Cora looked up. Her eyes had become glittering black slits.
“I’ll butch her,” she had whispered hoarsely. “See if I don’t.”
She read the sign in the window of Needful Things, paused for a moment, thinking, and then walked around to the service alley. She brushed by Francine Pelletier, who was on her way out of the alley, putting something into her purse. Cora hardly even looked at her.
Halfway down the alley she saw Mr. Gaunt standing behind a wooden table which lay across the open back door of his shop like a barricade.
“Ah, Cora!” he exclaimed. “I was wondering when you’d drop by.”
“That bitch!” Cora spat. “That double-crossing little slut-bitch!”
“Pardon me, Cora,” Mr. Gaunt said with urbane politeness, “but you seem to have missed a button or two.” He pointed one of his odd, long fingers at the front of her dress.
Cora had slipped the first thing she’d found in the closet on over her nakedness, and had managed to do only the top button.
Below that one, the dress gaped open to the curls of her pubic hair. Her belly, swelled by a great many Ring-Dings, Yodels, and chocolate-covered cherries during Santa Barbara (and all her other shows), curved smoothly out.
“Who gives a shit?” Cora snapped.
“Not I,” Mr. Gaunt agreed serenely. “How may I help you?”
“That bitch is fucking The King. She broke my sunglasses. I want to kill her.”

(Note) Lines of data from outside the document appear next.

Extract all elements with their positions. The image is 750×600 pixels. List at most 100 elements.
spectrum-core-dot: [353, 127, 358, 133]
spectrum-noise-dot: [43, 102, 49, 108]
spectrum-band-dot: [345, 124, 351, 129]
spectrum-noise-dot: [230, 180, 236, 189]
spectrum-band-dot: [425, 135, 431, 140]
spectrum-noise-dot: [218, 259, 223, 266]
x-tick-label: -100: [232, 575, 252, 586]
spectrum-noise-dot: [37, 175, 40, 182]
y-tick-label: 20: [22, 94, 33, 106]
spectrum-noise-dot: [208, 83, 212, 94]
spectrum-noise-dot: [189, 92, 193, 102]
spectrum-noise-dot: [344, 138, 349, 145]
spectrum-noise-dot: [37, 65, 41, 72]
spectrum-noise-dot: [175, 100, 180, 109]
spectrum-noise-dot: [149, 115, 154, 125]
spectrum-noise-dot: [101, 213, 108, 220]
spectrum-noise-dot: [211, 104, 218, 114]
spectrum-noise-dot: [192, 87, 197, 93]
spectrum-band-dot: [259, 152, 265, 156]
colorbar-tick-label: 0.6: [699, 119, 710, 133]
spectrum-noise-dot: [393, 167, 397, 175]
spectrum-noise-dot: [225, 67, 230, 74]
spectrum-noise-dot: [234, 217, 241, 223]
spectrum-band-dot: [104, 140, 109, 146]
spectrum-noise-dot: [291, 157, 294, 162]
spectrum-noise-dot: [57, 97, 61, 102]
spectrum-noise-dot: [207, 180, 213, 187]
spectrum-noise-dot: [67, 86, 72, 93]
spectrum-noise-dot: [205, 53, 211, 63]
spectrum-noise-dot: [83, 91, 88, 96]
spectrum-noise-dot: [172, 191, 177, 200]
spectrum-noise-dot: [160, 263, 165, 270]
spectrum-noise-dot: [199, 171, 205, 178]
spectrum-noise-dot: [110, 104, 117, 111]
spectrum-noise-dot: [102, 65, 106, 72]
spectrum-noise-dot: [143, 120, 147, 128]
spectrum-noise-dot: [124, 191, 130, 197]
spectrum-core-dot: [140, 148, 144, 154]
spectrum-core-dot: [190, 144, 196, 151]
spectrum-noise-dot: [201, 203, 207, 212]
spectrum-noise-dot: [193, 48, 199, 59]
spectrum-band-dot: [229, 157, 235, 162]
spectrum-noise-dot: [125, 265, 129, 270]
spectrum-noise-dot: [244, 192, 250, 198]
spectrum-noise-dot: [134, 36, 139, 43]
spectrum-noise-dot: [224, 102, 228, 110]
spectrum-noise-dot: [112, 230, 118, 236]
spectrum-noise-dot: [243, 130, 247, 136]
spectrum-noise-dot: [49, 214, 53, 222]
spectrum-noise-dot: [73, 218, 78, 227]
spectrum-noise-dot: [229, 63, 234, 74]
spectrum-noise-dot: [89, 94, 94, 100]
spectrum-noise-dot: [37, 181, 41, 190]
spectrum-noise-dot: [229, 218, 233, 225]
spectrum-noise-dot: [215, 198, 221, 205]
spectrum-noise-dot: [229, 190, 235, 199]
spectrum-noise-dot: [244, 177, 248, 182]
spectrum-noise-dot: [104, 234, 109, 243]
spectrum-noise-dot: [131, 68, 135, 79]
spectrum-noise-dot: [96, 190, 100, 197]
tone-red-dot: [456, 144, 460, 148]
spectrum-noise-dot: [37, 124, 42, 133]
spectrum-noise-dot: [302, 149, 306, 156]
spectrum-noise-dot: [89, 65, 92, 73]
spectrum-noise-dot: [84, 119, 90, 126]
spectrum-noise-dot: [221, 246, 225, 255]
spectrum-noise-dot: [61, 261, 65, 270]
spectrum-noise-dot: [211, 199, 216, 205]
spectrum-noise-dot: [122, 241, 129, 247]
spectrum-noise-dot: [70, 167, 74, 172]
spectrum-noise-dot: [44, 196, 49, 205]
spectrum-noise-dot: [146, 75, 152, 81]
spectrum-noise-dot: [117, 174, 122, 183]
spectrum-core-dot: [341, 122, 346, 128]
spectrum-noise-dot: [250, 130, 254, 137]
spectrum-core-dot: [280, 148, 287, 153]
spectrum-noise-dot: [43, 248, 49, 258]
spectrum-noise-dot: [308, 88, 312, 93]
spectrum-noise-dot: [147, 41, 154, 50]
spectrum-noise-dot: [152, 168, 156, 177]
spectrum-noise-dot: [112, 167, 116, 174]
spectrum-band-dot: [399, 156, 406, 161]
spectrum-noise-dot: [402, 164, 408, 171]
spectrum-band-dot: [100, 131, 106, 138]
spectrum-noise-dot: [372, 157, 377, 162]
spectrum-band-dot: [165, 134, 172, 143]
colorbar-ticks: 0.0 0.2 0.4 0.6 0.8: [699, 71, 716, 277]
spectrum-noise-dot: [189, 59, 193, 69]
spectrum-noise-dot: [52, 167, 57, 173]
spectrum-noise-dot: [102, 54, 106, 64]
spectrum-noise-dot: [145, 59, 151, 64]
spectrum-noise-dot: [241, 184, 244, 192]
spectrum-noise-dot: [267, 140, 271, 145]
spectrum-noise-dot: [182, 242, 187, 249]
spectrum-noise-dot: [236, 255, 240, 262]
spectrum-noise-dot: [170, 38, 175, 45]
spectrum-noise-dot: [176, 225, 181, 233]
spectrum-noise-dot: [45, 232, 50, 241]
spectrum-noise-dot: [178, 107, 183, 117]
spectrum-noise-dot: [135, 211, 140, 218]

“Do you,” Mr. Gaunt said, raising his eyebrows. “Well, I can’t say that I don’t sympathize, Cora, because I do. It may be that a woman who would steal another woman’s man deserves to live. I wouldn’t care to say on that subject one way or the other-I’ve been a businessman all my life, and know very little about matters of the heart. But a woman who deliberately breaks another woman’s most treasured possession well, that is a much more serious thing. Do you agree?”
She began to smile. It was a hard smile. It was a merciless smile.
It was a smile utterly devoid of sanity. “Too fucking right,” said Cora Rusk.
Mr. Gaunt turned around for a moment. When he faced Cora again, he was holding an automatic pistol in one hand.
“Might you be looking for something like this?” he asked.